In any event, I hope you will find this little story amusing. I’ve become so blasé about my pituitary adenoma that I went to Wednesday’s doctor’s appointment to get a hormone injection and a few refills and completely forgot about the main event.
I had an MRI on Saturday, and I was actually driving away when I remembered that I hadn’t asked for the results. I trundled back in.
Ever the observant chap, I should have realized that something was amiss when the receptionist asked me to wait for the doctor. I assured her that I would be fine. Just five months ago I had an MRI that showed a stable tumor. How bad could it be?

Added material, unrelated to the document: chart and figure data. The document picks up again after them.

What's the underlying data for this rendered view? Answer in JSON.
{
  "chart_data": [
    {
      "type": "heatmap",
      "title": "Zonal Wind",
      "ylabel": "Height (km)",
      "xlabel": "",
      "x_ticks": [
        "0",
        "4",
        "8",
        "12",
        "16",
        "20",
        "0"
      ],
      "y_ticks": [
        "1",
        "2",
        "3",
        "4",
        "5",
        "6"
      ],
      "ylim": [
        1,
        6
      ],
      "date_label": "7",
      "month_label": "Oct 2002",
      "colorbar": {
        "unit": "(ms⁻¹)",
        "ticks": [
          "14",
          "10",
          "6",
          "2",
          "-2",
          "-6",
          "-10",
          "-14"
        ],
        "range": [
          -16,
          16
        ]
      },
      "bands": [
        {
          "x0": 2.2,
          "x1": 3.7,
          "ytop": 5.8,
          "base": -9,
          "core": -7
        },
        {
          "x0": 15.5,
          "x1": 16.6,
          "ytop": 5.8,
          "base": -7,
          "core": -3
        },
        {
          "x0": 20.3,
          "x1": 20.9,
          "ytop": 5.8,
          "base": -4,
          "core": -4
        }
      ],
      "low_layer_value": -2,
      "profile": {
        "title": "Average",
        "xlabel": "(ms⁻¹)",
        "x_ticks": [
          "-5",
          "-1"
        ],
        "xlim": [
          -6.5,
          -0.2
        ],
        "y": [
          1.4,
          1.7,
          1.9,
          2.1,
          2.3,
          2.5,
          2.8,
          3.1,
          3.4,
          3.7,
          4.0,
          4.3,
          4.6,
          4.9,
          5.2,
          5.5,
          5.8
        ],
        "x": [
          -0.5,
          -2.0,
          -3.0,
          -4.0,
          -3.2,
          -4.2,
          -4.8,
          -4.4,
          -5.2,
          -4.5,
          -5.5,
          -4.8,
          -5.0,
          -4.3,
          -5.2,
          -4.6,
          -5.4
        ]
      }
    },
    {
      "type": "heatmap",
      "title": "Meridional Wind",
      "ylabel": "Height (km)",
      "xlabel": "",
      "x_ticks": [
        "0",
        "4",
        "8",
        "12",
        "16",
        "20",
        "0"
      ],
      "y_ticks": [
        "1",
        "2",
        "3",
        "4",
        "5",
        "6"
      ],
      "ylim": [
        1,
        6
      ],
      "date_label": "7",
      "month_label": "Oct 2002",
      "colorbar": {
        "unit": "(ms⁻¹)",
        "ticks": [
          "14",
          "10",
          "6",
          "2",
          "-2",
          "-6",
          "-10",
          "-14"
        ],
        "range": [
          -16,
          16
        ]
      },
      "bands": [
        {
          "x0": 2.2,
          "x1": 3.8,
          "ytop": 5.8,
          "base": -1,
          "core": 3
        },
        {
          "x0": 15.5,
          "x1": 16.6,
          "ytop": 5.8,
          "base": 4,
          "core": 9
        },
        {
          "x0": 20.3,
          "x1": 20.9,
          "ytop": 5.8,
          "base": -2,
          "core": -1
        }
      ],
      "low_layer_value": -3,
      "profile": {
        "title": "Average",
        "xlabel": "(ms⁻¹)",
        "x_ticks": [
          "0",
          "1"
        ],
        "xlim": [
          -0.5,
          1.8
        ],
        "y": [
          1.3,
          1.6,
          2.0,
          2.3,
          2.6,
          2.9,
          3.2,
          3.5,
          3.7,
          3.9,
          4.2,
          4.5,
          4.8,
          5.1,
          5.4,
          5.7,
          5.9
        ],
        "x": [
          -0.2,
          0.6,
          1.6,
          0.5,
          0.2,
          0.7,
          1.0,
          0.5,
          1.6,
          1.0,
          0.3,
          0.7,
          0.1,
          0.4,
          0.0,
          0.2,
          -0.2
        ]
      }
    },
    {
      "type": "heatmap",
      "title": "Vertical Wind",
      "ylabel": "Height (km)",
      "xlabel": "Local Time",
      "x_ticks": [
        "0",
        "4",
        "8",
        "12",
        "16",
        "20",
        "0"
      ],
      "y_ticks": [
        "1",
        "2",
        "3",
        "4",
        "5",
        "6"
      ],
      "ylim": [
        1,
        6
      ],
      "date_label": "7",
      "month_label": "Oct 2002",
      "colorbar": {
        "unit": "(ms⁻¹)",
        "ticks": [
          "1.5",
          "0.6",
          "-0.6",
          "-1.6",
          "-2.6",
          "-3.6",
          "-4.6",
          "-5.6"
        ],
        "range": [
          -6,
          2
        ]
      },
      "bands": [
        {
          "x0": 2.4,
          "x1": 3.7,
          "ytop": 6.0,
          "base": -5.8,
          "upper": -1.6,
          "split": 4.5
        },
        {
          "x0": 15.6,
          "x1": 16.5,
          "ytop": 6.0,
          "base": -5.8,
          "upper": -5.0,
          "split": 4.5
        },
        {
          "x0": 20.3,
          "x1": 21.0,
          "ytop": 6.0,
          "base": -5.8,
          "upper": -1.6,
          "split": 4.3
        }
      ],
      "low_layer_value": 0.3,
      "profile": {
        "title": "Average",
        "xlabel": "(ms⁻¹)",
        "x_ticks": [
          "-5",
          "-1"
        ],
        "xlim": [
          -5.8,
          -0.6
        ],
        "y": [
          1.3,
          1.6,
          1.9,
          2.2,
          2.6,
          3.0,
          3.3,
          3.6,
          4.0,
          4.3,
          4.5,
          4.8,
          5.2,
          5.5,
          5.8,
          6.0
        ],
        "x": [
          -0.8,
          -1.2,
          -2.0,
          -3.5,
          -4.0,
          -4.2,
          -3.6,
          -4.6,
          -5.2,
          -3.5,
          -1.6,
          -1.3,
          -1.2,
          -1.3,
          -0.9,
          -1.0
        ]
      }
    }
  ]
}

She handed the sheet through the little round window. So I read a few lines, and my heart really did lodge in my throat. Nevertheless, I gave the receptionist a big smile, thanked her, and turned around and said “Fuck!”
And then I walked three meters and said “fuck” again. Emphatically. Then one more time for good measure.
Now my doctor’s office is located in a retirement home. In fact, the practice is called Geriatrics in Motion — a phrase Kristina exclaims with delight at every opportunity — and the room is usually filled with slow-moving seniors. And because of that strange surge of adrenalin which narrowed my focus to a small tunnel directly in front of me, I have no idea if my heartfelt expletives titillated the village bridge club.
I never mean to be a drama queen. The simple fact is that my tumor has grown as much in the last five months as it had in the previous 10 years. So much for the experimental drug trial.
I guess I made a mistake a year ago. I should have insisted on immediate surgery.
Back in the car, I read the radiologist’s report. Then I read it again. Then I stopped at a coffee shop and thought about it. My first reaction was on the money. Wall-E, the rare little endocrine tumor, has grown more than 25 percent since August. On the bad side of the slate, it continues to push into my left sinus (where I can feel it keenly) and has made its first foray into my right sinus, and it’s wider, longer, and deeper. On the positive side, it remains clear of my carotid artery, and I show no sign of hemorrhaging* internally. As I had mentioned previously; the cute little bugger behaving atypically. If it has acted as most do, I would be blind.
But I can still see, and so I count my blessings. I have no reason to complain, nor any reason to think that much has changed. I’m still strong, I’m mostly fearless, and I was always destined to have surgery this year anyway.
I have my an appointment with the endocrinology department next week, and then I’ll have a clear idea of my path, but it will wind up in neurosurgery much sooner than expected.
But, obladi. It’s not like I wasn’t expecting this. To the extent that I’m hurting, it’s for my sister. Comparatively, my ordeal is a walk in the park.
* Hardest word to spell in the English language?